Tag: love

  • A Valentine to Farscape

    A Valentine to Farscape

    In this season of love, every day this week I’m posting Valentines for the artistic inspirations for my novel, The Demon in Business Class. This is the first – see them all here.

    In my profile on the Science Fiction Writers of America discussion boards, I declare that, between Star Wars and Star Trek, I choose Farscape.

    This ridiculous, lurid, gorgeous, impossible show captivated me from my first stumbling on it near the end of Season 2 — and why not? Unapologetic and inspired melodrama, fantastic set designs, astonishing alien makeup, and a cheeky reworking of every other sci-fi show’s story clichés through absurdity and into flight, all delivered with hyperkinetic brio in Australian accents.

    My inspiration, however, was the central romance between John, an Earth astronaut “shot through a wormhole” across the galaxy, and Aeryn, a fighter pilot exiled from a military dictatorship for her failure to capture John.

    Messy and explosive by itself, the romance worked like that in a Greek myth, to give the show its skeleton — or maybe its gravity, as John and Aeryn’s unstably circling each other became a binary that drew the other story elements in. It showed me that my own early idea of an earthy romance between opposites in a fantastic setting really could work — especially if it first made life harder for both of them, not easier.

    Farscape‘s fingerprints are all over my novel. Like John and Aeryn, Zarabeth and Gabriel had to be uprooted from what they know, and forced to think on their feet with only themselves to rely on. Zarabeth has John’s part: dogged, confident and somehow making it work despite hard knocks, slashing Occam’s Razor all the while. Gabriel has Aeryn’s part: occasionally able to rely on his experience, but mostly learning a new way to be — trusting. Both find each other in part because they’re the only ones like each other, a match that is correct but also feels desperate, which leads to doubt.

    I also have to admit that Zarabeth’s demon isn’t too far off the translator microbes colonizing John’s brainstem.*

    Twenty years since its airing, I see I’m not the only one to find my way by Farscape‘s light. The casinos, trading posts, and treacherous landscapes of the last season of Star Trek: Discovery looked very much like Farscape’s “uncharted territories.” The Mandalorian took criminal jobs to make ends meet, all the while guarding a power as great as John’s “wormhole knowledge,” and as sought after by another empire.

    Maybe I’m not the only one choosing Farscape.

    * Of course it’s all babelfishes, but we try.

  • I grieve for my beloved Hong Kong

    It has bad air. I was still a smoker when I worked there, and I joked it was protective. It’s impossibly expensive, though plenty of people live there cheaply. It’s a culture clash, crash, and fusion — Chinese and Anglo, old and new, rich and poor, metropolitan and tropical, high-pressure and laid-back. It’s fast, so fast. After you leave, for a long time, everyplace else feels slow.

    Of course I set part of my first novel there, the most raw part, the true climax. That romantic imagined life was my consolation prize. Had my parents been younger when I left my corporate life, I would have moved back there.

    I love Hong Kong.

    Hong Kong’s Lion Rock lit up as protesters gathered at its peak. Photo: Tyrone Siu/Reuters

    I swore a while back not to write about politics, but this is more. Unique places are an endangered species. Hong Kong is its own strange ecosystem, married to change but in love with constancy. I admire its people. They are courageous and vivacious and more honest than most, except when haggling. I fear for them.

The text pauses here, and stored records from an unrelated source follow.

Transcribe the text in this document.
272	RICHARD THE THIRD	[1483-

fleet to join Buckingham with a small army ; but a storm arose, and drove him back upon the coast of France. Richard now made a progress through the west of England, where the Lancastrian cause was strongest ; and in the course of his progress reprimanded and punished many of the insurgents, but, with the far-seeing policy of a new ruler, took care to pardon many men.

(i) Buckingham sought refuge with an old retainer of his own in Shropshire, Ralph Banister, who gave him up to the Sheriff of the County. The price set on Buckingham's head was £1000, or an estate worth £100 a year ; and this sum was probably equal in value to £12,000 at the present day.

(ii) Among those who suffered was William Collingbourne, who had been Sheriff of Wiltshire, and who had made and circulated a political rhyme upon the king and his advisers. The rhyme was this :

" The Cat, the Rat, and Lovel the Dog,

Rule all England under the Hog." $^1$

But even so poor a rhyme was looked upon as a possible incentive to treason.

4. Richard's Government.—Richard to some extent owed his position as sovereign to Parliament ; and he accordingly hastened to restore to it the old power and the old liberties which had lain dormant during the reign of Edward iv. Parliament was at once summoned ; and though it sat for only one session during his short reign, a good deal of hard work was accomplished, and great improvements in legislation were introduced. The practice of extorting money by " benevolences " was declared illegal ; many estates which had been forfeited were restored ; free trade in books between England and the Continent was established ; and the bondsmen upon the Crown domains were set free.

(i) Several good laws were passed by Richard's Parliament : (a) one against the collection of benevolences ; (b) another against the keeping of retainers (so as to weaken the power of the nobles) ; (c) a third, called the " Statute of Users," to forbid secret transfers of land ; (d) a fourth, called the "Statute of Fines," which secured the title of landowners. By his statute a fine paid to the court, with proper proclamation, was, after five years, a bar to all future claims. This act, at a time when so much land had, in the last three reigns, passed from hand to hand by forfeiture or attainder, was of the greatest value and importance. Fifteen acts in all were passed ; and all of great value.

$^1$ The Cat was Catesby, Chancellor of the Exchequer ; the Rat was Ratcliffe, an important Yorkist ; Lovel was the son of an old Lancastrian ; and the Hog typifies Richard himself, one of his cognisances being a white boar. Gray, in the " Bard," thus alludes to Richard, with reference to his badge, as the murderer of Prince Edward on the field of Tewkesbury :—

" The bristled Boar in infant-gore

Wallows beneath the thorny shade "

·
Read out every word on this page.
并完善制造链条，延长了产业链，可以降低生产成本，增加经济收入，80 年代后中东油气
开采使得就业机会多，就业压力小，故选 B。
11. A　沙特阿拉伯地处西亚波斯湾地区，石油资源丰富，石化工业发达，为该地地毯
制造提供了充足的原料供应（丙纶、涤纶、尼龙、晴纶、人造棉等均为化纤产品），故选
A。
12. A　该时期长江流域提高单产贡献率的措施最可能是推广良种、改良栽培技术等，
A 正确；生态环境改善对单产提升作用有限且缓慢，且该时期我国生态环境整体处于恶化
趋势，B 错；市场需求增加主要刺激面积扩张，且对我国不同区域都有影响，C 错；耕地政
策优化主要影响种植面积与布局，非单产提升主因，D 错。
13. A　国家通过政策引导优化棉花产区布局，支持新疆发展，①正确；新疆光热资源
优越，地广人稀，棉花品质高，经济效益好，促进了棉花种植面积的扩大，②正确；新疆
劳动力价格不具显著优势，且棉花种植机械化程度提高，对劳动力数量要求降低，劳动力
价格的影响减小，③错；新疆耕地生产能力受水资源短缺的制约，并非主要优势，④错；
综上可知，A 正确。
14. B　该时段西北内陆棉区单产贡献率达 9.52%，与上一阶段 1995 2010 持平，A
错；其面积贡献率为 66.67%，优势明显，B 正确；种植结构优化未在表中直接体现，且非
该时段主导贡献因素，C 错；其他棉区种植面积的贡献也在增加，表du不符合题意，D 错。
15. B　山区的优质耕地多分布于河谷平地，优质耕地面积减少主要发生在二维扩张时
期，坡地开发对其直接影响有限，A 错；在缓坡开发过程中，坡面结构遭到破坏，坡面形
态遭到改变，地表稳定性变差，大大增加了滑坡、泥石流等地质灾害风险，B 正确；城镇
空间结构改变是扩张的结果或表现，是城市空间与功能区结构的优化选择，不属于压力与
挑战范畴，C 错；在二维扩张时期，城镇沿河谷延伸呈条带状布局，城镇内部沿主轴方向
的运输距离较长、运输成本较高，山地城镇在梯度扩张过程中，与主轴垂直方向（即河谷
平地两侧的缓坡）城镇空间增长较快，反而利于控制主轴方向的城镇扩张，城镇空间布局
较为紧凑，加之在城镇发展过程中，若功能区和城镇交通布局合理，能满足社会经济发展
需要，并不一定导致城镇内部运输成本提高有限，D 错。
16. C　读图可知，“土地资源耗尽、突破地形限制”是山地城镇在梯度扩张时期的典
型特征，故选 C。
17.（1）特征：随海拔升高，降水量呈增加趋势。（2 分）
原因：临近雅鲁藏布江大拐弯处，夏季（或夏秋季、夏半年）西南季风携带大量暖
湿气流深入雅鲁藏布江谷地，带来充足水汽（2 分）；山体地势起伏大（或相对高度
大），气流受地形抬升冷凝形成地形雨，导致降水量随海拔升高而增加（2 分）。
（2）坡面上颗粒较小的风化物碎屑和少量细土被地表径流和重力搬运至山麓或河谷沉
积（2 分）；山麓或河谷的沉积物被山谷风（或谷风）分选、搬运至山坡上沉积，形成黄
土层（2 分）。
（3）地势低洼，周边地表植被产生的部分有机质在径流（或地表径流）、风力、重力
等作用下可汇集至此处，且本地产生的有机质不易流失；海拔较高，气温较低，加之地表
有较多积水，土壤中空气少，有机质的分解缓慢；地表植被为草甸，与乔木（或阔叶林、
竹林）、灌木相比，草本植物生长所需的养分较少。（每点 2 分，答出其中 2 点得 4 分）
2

    I’ve feared for them since the handover from British rule to Chinese rule, 22 years ago. I was happy for my Hong Kong friends after the handover — there was a pride then, akin to what African Americans felt with Obama’s election. Still, my parents fled Soviet rule. I saw this conflict coming — honestly, I expected it sooner.

    It’s not the same, of course — unique is like that. It’s not left-right, not occupier-colony, not exactly rich-poor. For a shorthand, maybe old-new. Hong Kong is decades older than Communist China, but far younger at heart.

    Call it this, now: One country, two incompatible hungers.

    I’ve never lifted a billion people out of poverty. I do know something about the rare and the special. They are easy to milk and maddening to sustain — but if you don’t sustain them, if you don’t help them thrive, they dry up. There is no more special, and others know you for a fool.

    China made a big deal, the biggest deal, about adopting this shining child, and then refused to understand it. Maybe it was jealous. Maybe it felt threatened. Maybe it wanted a trophy. Maybe it was just indifferent. Hunger, like justice, is blind.

    China risks being a fool now. Soon, I fear, it will risk worse.